With this troupe of Christian clowns is one Chaeffer, who is a
specialist with children. He has meetings for boys and girls only, where
he plays tricks, grimaces, tells stories and gets his little hearers
laughing, and thus having found an entrance into their hearts, he
suddenly reverses the lever, and has them crying. He talks to these
little innocents about sin, the wrath of God, the death of Christ, and
offers them a choice between everlasting life and eternal death. To the
person who knows and loves children--who has studied the gentle ways of
Froebel--this excitement is vicious, concrete cruelty. Weakened vitality
follows close upon overwrought nerves, and every excess has its
penalty--the pendulum swings as far this way as it does that.

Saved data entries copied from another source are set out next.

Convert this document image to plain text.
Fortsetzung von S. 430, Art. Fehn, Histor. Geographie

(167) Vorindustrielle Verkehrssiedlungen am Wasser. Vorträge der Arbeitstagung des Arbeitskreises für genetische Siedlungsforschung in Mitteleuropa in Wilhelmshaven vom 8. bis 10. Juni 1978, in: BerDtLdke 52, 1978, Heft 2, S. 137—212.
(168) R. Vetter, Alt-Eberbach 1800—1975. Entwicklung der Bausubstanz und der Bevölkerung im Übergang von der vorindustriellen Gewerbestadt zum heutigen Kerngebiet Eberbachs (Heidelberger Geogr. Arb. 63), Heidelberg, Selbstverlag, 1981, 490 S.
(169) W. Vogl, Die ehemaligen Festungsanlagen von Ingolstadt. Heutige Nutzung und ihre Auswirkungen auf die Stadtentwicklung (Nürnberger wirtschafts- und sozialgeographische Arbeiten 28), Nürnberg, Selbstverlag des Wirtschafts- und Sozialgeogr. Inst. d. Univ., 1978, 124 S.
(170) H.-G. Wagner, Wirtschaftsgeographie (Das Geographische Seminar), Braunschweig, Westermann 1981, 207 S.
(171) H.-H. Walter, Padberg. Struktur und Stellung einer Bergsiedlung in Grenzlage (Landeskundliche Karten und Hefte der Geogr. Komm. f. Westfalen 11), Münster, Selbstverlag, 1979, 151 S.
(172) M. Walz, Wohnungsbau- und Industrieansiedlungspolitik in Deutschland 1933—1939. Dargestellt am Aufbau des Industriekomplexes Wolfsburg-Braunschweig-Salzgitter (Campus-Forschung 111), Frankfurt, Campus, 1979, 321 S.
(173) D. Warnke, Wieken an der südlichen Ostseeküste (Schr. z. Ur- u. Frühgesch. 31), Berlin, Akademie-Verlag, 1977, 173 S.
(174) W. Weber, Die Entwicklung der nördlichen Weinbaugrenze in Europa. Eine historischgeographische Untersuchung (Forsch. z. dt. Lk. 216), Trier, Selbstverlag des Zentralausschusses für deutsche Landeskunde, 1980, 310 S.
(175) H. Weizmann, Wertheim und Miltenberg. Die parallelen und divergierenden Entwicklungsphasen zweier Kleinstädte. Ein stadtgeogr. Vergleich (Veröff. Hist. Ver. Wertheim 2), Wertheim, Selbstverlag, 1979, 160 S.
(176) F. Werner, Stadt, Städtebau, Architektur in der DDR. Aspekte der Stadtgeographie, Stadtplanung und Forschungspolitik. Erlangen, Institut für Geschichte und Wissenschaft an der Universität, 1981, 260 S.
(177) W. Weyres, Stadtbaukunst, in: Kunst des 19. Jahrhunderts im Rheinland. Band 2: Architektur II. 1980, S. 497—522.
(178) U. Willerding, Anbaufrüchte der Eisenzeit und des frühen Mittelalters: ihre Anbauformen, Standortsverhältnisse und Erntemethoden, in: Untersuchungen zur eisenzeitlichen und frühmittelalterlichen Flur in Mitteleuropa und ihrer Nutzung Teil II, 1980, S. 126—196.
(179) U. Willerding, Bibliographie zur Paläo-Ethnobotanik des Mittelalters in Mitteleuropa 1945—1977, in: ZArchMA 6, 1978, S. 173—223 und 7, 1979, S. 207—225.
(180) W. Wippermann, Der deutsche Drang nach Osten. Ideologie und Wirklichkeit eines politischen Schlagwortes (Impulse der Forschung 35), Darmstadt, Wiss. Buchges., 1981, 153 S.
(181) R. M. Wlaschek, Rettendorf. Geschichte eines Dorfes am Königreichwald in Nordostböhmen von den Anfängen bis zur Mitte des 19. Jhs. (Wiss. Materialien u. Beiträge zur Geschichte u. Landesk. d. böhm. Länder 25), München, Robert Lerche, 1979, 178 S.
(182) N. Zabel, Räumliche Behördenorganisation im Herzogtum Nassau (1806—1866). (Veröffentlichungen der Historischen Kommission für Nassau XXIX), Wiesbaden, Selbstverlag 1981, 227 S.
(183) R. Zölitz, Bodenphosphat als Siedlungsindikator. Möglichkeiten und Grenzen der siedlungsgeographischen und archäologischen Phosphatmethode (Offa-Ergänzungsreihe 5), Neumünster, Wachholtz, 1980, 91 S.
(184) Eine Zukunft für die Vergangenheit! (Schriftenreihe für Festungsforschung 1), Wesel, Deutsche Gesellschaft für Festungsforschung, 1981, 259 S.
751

These reverend gentlemen bray it into the ears of innocent little
children that they were born in iniquity, and in sin did their mothers
conceive them; that the souls of all children over nine years (why
nine?) are lost, and the only way they can hope for heaven is through a
belief in a barbaric blood bamboozle, that men of intelligence have long
since discarded. And all this in the name of the gentle Christ, who took
little children in his arms and said, "Of such is the Kingdom
of Heaven."

This pagan proposition of being born in sin is pollution to the mind of
a child, and causes misery, unrest and heartache incomputable. A few
years ago we were congratulating ourselves that the devil at last was
dead, and that the tears of pity had put out the fires of hell, but the
serpent of superstition was only slightly scotched, not killed.